The people have voted for Brexit and many changes are on the way towards Britain and Europe. While the future and how the vote will truly impact on various industries remains uncertain, some are seeing this as opportunities to develop their business and create new markets. One of the industries that are seeing progress post-Brexit is outsourcing, particularly legal process outsourcing (LPO).
In the few weeks after Britain decides to leave the European Union, the first LPO company in the Republic of Ireland began operations in Dublin. Johnson Hana International (JHI) reveals plans to grow its workforce in Dublin by a large percentage, looking to hire more than 200 employees. The choice of Dublin as a base of operations is to provide cheaper solutions for law firms, legal departments, and businesses in the region. Traditionally, such tasks were mostly given towards businesses in Northern Ireland.
A gateway to Europe
Many other UK LPO providers opened shop in Dublin around the same time as JHI. Law firms such as Pinsent Masons and Eversheds Consulting have branched out into Dublin in the wake of referendum results in the EU. Northern Ireland has always been a low-cost base for legal services and outsourcing is a solution for many UK law firms.

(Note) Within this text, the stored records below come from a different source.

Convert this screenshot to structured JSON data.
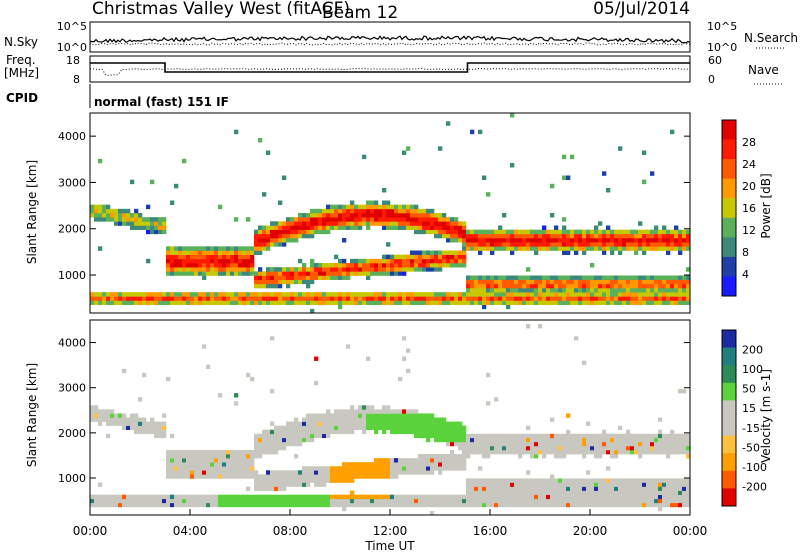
{
  "header": {
    "title": "Christmas Valley West (fitACF)",
    "beam": "Beam 12",
    "date": "05/Jul/2014"
  },
  "panels": {
    "nsky": {
      "left_label": "N.Sky",
      "ticks": [
        "10^5",
        "10^0"
      ],
      "right_ticks": [
        "10^5",
        "10^0"
      ],
      "right_label": "N.Search"
    },
    "freq": {
      "left_label_1": "Freq.",
      "left_label_2": "[MHz]",
      "ticks": [
        "18",
        "8"
      ],
      "right_ticks": [
        "60",
        "0"
      ],
      "right_label": "Nave"
    },
    "cpid": {
      "label": "CPID",
      "text": "normal (fast) 151 IF"
    }
  },
  "colors": {
    "power": [
      "#1a1aff",
      "#1f3fa8",
      "#3d8a7a",
      "#5bb05b",
      "#c8c800",
      "#ff9900",
      "#ff5a00",
      "#ff1a00",
      "#e00000"
    ],
    "velocity": [
      "#e00000",
      "#ff5a00",
      "#ff9f00",
      "#ffbf40",
      "#c8c8c0",
      "#c8c8c0",
      "#5ad23c",
      "#2e8b57",
      "#1f7f7f",
      "#1a2aa0"
    ]
  },
  "chart_data": [
    {
      "type": "heatmap",
      "name": "power",
      "ylabel": "Slant Range [km]",
      "xlabel": "",
      "ylim": [
        180,
        4500
      ],
      "xlim": [
        0,
        24
      ],
      "yticks": [
        "4000",
        "3000",
        "2000",
        "1000"
      ],
      "colorbar": {
        "label": "Power [dB]",
        "ticks": [
          "28",
          "24",
          "20",
          "16",
          "12",
          "8",
          "4"
        ]
      }
    },
    {
      "type": "heatmap",
      "name": "velocity",
      "ylabel": "Slant Range [km]",
      "xlabel": "Time UT",
      "ylim": [
        180,
        4500
      ],
      "xlim": [
        0,
        24
      ],
      "yticks": [
        "4000",
        "3000",
        "2000",
        "1000"
      ],
      "xticks": [
        "00:00",
        "04:00",
        "08:00",
        "12:00",
        "16:00",
        "20:00",
        "00:00"
      ],
      "colorbar": {
        "label": "Velocity [m s-1]",
        "ticks": [
          "200",
          "100",
          "50",
          "15",
          "-15",
          "-50",
          "-100",
          "-200"
        ]
      }
    }
  ]
}
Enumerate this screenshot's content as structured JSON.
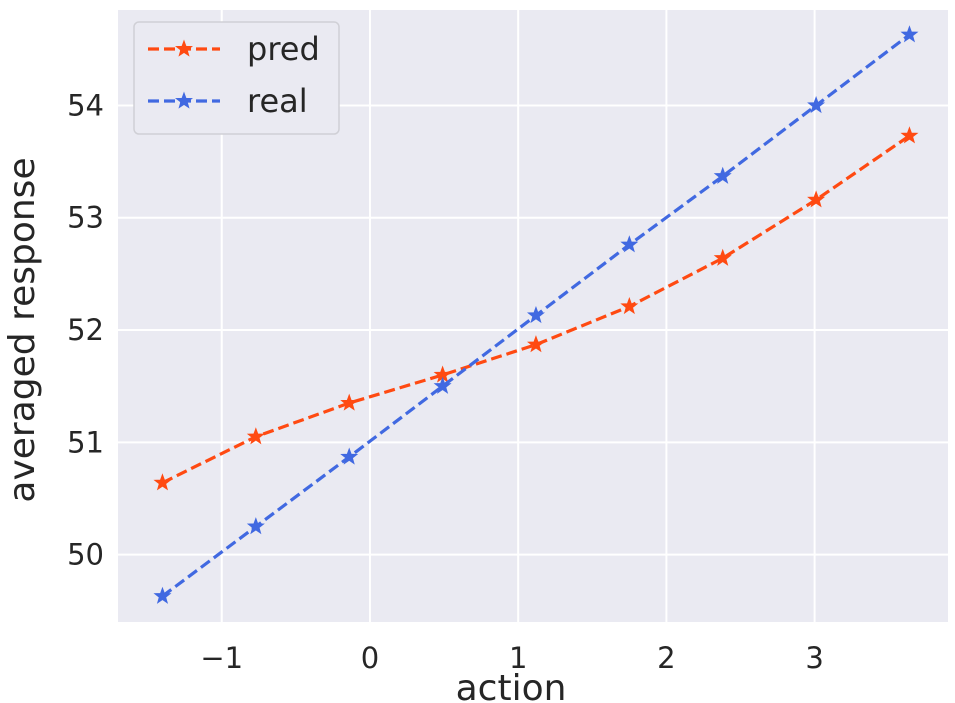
{
  "chart_data": {
    "type": "line",
    "title": "",
    "xlabel": "action",
    "ylabel": "averaged response",
    "xlim": [
      -1.7,
      3.9
    ],
    "ylim": [
      49.4,
      54.85
    ],
    "xticks": [
      -1,
      0,
      1,
      2,
      3
    ],
    "xtick_labels": [
      "−1",
      "0",
      "1",
      "2",
      "3"
    ],
    "yticks": [
      50,
      51,
      52,
      53,
      54
    ],
    "ytick_labels": [
      "50",
      "51",
      "52",
      "53",
      "54"
    ],
    "grid": true,
    "legend_position": "top-left",
    "x": [
      -1.4,
      -0.77,
      -0.14,
      0.49,
      1.12,
      1.75,
      2.38,
      3.01,
      3.64
    ],
    "series": [
      {
        "name": "pred",
        "color": "#ff4a12",
        "marker": "star",
        "linestyle": "dashed",
        "values": [
          50.64,
          51.05,
          51.35,
          51.6,
          51.87,
          52.21,
          52.64,
          53.16,
          53.73
        ]
      },
      {
        "name": "real",
        "color": "#4169e1",
        "marker": "star",
        "linestyle": "dashed",
        "values": [
          49.63,
          50.25,
          50.87,
          51.5,
          52.13,
          52.76,
          53.37,
          54.0,
          54.63
        ]
      }
    ]
  }
}
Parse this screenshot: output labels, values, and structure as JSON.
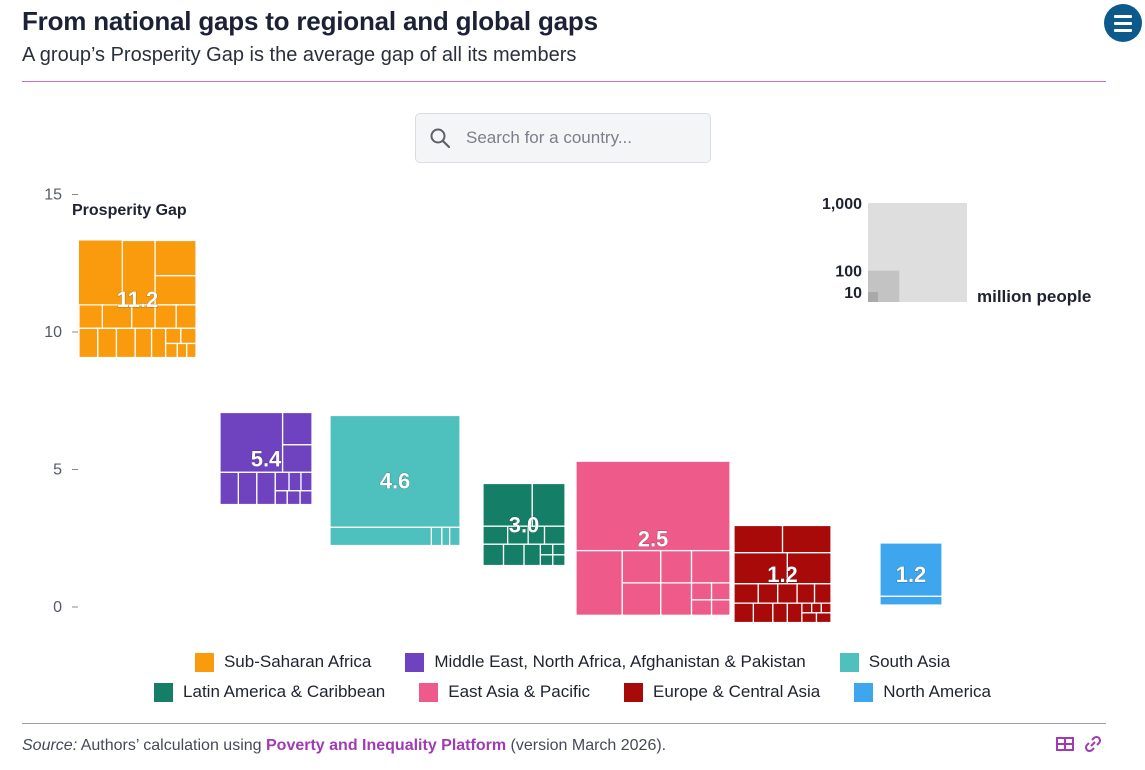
{
  "header": {
    "title": "From national gaps to regional and global gaps",
    "subtitle": "A group’s Prosperity Gap is the average gap of all its members",
    "menu_icon": "hamburger-menu-icon"
  },
  "search": {
    "placeholder": "Search for a country...",
    "icon": "search-icon"
  },
  "colors": {
    "sub_saharan_africa": "#f99b0c",
    "mena_afpak": "#6f43c0",
    "south_asia": "#4ec1bf",
    "latin_america": "#157e66",
    "east_asia_pacific": "#ee5a8a",
    "europe_central_asia": "#a80a0a",
    "north_america": "#3ea6ee",
    "size_legend": "#dedede",
    "accent_rule": "#c86dd7",
    "source_link": "#a13ab5"
  },
  "chart_data": {
    "type": "scatter",
    "title": "",
    "xlabel": "",
    "ylabel": "Prosperity Gap",
    "ylim": [
      0,
      15
    ],
    "yticks": [
      0,
      5,
      10,
      15
    ],
    "marker": "square treemap (area proportional to population)",
    "size_unit": "million people",
    "size_legend": [
      1000,
      100,
      10
    ],
    "size_legend_labels": [
      "1,000",
      "100",
      "10"
    ],
    "series": [
      {
        "name": "Sub-Saharan Africa",
        "value": 11.2,
        "label": "11.2",
        "color_key": "sub_saharan_africa"
      },
      {
        "name": "Middle East, North Africa, Afghanistan & Pakistan",
        "value": 5.4,
        "label": "5.4",
        "color_key": "mena_afpak"
      },
      {
        "name": "South Asia",
        "value": 4.6,
        "label": "4.6",
        "color_key": "south_asia"
      },
      {
        "name": "Latin America & Caribbean",
        "value": 3.0,
        "label": "3.0",
        "color_key": "latin_america"
      },
      {
        "name": "East Asia & Pacific",
        "value": 2.5,
        "label": "2.5",
        "color_key": "east_asia_pacific"
      },
      {
        "name": "Europe & Central Asia",
        "value": 1.2,
        "label": "1.2",
        "color_key": "europe_central_asia"
      },
      {
        "name": "North America",
        "value": 1.2,
        "label": "1.2",
        "color_key": "north_america"
      }
    ],
    "legend_position": "bottom"
  },
  "legend": {
    "row1": [
      {
        "label": "Sub-Saharan Africa",
        "color_key": "sub_saharan_africa"
      },
      {
        "label": "Middle East, North Africa, Afghanistan & Pakistan",
        "color_key": "mena_afpak"
      },
      {
        "label": "South Asia",
        "color_key": "south_asia"
      }
    ],
    "row2": [
      {
        "label": "Latin America & Caribbean",
        "color_key": "latin_america"
      },
      {
        "label": "East Asia & Pacific",
        "color_key": "east_asia_pacific"
      },
      {
        "label": "Europe & Central Asia",
        "color_key": "europe_central_asia"
      },
      {
        "label": "North America",
        "color_key": "north_america"
      }
    ]
  },
  "footer": {
    "source_label": "Source:",
    "source_text": " Authors’ calculation using ",
    "source_link": "Poverty and Inequality Platform",
    "source_suffix": " (version March 2026).",
    "icons": [
      "table-icon",
      "link-icon"
    ]
  }
}
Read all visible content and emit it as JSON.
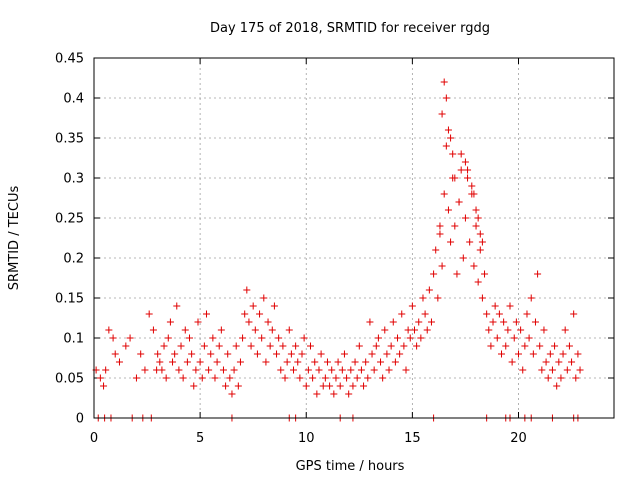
{
  "chart_data": {
    "type": "scatter",
    "title": "Day 175 of 2018, SRMTID for receiver rgdg",
    "xlabel": "GPS time / hours",
    "ylabel": "SRMTID / TECUs",
    "xlim": [
      0,
      24.5
    ],
    "ylim": [
      0,
      0.45
    ],
    "grid": true,
    "x_ticks": [
      0,
      5,
      10,
      15,
      20
    ],
    "x_tick_labels": [
      "0",
      "5",
      "10",
      "15",
      "20"
    ],
    "y_ticks": [
      0,
      0.05,
      0.1,
      0.15,
      0.2,
      0.25,
      0.3,
      0.35,
      0.4,
      0.45
    ],
    "y_tick_labels": [
      "0",
      "0.05",
      "0.1",
      "0.15",
      "0.2",
      "0.25",
      "0.3",
      "0.35",
      "0.4",
      "0.45"
    ],
    "marker": "+",
    "marker_color": "#e00000",
    "series": [
      {
        "name": "SRMTID",
        "x": [
          0.1,
          0.3,
          0.45,
          0.55,
          0.7,
          0.9,
          1.0,
          1.2,
          1.5,
          1.7,
          2.0,
          2.2,
          2.4,
          2.6,
          2.8,
          2.95,
          3.0,
          3.1,
          3.2,
          3.3,
          3.4,
          3.5,
          3.6,
          3.7,
          3.8,
          3.9,
          4.0,
          4.1,
          4.2,
          4.3,
          4.4,
          4.5,
          4.6,
          4.7,
          4.8,
          4.9,
          5.0,
          5.1,
          5.2,
          5.3,
          5.4,
          5.5,
          5.6,
          5.7,
          5.8,
          5.9,
          6.0,
          6.1,
          6.2,
          6.3,
          6.4,
          6.5,
          6.6,
          6.7,
          6.8,
          6.9,
          7.0,
          7.1,
          7.2,
          7.3,
          7.4,
          7.5,
          7.6,
          7.7,
          7.8,
          7.9,
          8.0,
          8.1,
          8.2,
          8.3,
          8.4,
          8.5,
          8.6,
          8.7,
          8.8,
          8.9,
          9.0,
          9.1,
          9.2,
          9.3,
          9.4,
          9.5,
          9.6,
          9.7,
          9.8,
          9.9,
          10.0,
          10.1,
          10.2,
          10.3,
          10.4,
          10.5,
          10.6,
          10.7,
          10.8,
          10.9,
          11.0,
          11.1,
          11.2,
          11.3,
          11.4,
          11.5,
          11.6,
          11.7,
          11.8,
          11.9,
          12.0,
          12.1,
          12.2,
          12.3,
          12.4,
          12.5,
          12.6,
          12.7,
          12.8,
          12.9,
          13.0,
          13.1,
          13.2,
          13.3,
          13.4,
          13.5,
          13.6,
          13.7,
          13.8,
          13.9,
          14.0,
          14.1,
          14.2,
          14.3,
          14.4,
          14.5,
          14.6,
          14.7,
          14.8,
          14.9,
          15.0,
          15.1,
          15.2,
          15.3,
          15.4,
          15.5,
          15.6,
          15.7,
          15.8,
          15.9,
          16.0,
          16.1,
          16.2,
          16.3,
          16.4,
          16.5,
          16.6,
          16.7,
          16.8,
          16.9,
          17.0,
          17.1,
          17.2,
          17.3,
          17.4,
          17.5,
          17.6,
          17.7,
          17.8,
          17.9,
          18.0,
          18.1,
          18.2,
          18.3,
          18.4,
          18.5,
          18.6,
          18.7,
          18.8,
          18.9,
          19.0,
          19.1,
          19.2,
          19.3,
          19.4,
          19.5,
          19.6,
          19.7,
          19.8,
          19.9,
          20.0,
          20.1,
          20.2,
          20.3,
          20.4,
          20.5,
          20.6,
          20.7,
          20.8,
          20.9,
          21.0,
          21.1,
          21.2,
          21.3,
          21.4,
          21.5,
          21.6,
          21.7,
          21.8,
          21.9,
          22.0,
          22.1,
          22.2,
          22.3,
          22.4,
          22.5,
          22.6,
          22.7,
          22.8,
          22.9,
          16.5,
          16.6,
          16.8,
          17.0,
          17.2,
          17.5,
          17.8,
          18.0,
          18.2,
          16.4,
          16.7,
          17.3,
          17.9,
          18.1,
          16.3,
          16.9,
          17.6,
          18.3,
          0.2,
          0.5,
          0.8,
          1.8,
          2.3,
          2.7,
          6.5,
          9.2,
          9.5,
          11.6,
          12.2,
          16.0,
          18.5,
          19.4,
          19.6,
          20.3,
          20.6,
          21.6,
          22.6,
          22.8
        ],
        "y": [
          0.06,
          0.05,
          0.04,
          0.06,
          0.11,
          0.1,
          0.08,
          0.07,
          0.09,
          0.1,
          0.05,
          0.08,
          0.06,
          0.13,
          0.11,
          0.06,
          0.08,
          0.07,
          0.06,
          0.09,
          0.05,
          0.1,
          0.12,
          0.07,
          0.08,
          0.14,
          0.06,
          0.09,
          0.05,
          0.11,
          0.07,
          0.1,
          0.08,
          0.04,
          0.06,
          0.12,
          0.07,
          0.05,
          0.09,
          0.13,
          0.06,
          0.08,
          0.1,
          0.05,
          0.07,
          0.09,
          0.11,
          0.06,
          0.04,
          0.08,
          0.05,
          0.03,
          0.06,
          0.09,
          0.04,
          0.07,
          0.1,
          0.13,
          0.16,
          0.12,
          0.09,
          0.14,
          0.11,
          0.08,
          0.13,
          0.1,
          0.15,
          0.07,
          0.12,
          0.09,
          0.11,
          0.14,
          0.08,
          0.1,
          0.06,
          0.09,
          0.05,
          0.07,
          0.11,
          0.08,
          0.06,
          0.09,
          0.07,
          0.05,
          0.08,
          0.1,
          0.04,
          0.06,
          0.09,
          0.05,
          0.07,
          0.03,
          0.06,
          0.08,
          0.04,
          0.05,
          0.07,
          0.04,
          0.06,
          0.03,
          0.05,
          0.07,
          0.04,
          0.06,
          0.08,
          0.05,
          0.03,
          0.06,
          0.04,
          0.07,
          0.05,
          0.09,
          0.06,
          0.04,
          0.07,
          0.05,
          0.12,
          0.08,
          0.06,
          0.09,
          0.1,
          0.07,
          0.05,
          0.11,
          0.08,
          0.06,
          0.09,
          0.12,
          0.07,
          0.1,
          0.08,
          0.13,
          0.09,
          0.06,
          0.11,
          0.1,
          0.14,
          0.11,
          0.09,
          0.12,
          0.1,
          0.15,
          0.13,
          0.11,
          0.16,
          0.12,
          0.18,
          0.21,
          0.15,
          0.23,
          0.19,
          0.28,
          0.34,
          0.26,
          0.22,
          0.3,
          0.24,
          0.18,
          0.27,
          0.33,
          0.2,
          0.25,
          0.31,
          0.22,
          0.28,
          0.19,
          0.24,
          0.17,
          0.21,
          0.15,
          0.18,
          0.13,
          0.11,
          0.09,
          0.12,
          0.14,
          0.1,
          0.13,
          0.08,
          0.12,
          0.09,
          0.11,
          0.14,
          0.07,
          0.1,
          0.12,
          0.08,
          0.11,
          0.06,
          0.09,
          0.13,
          0.1,
          0.15,
          0.08,
          0.12,
          0.18,
          0.09,
          0.06,
          0.11,
          0.07,
          0.05,
          0.08,
          0.06,
          0.09,
          0.04,
          0.07,
          0.05,
          0.08,
          0.11,
          0.06,
          0.09,
          0.07,
          0.13,
          0.05,
          0.08,
          0.06,
          0.42,
          0.4,
          0.35,
          0.3,
          0.27,
          0.32,
          0.29,
          0.26,
          0.23,
          0.38,
          0.36,
          0.31,
          0.28,
          0.25,
          0.24,
          0.33,
          0.3,
          0.22,
          0.0,
          0.0,
          0.0,
          0.0,
          0.0,
          0.0,
          0.0,
          0.0,
          0.0,
          0.0,
          0.0,
          0.0,
          0.0,
          0.0,
          0.0,
          0.0,
          0.0,
          0.0,
          0.0,
          0.0
        ]
      }
    ]
  }
}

However, as Brexit is now in effect, Dublin is a more preferred site due to the EU referendum. Dublin is now considered a gateway into Europe.
Providing valuable outsourcing services
These ventures by law firms and LPO providers follow the mission of making Dublin a legal outsourcing and data review hub of Europe. JHI, for example, carries out outsourcing for litigation, compliance, and contract law. Companies such as ESB and Siemens UK have looked towards JHI for these tasks that also include due diligence for mergers and acquisitions.
In the past, many law firms and LPO reap the benefit of lower cost in Northern Ireland. But these companies today are seeking to increase their size and venture into Dublin as part of the strategy to cope with recent political and economical developments.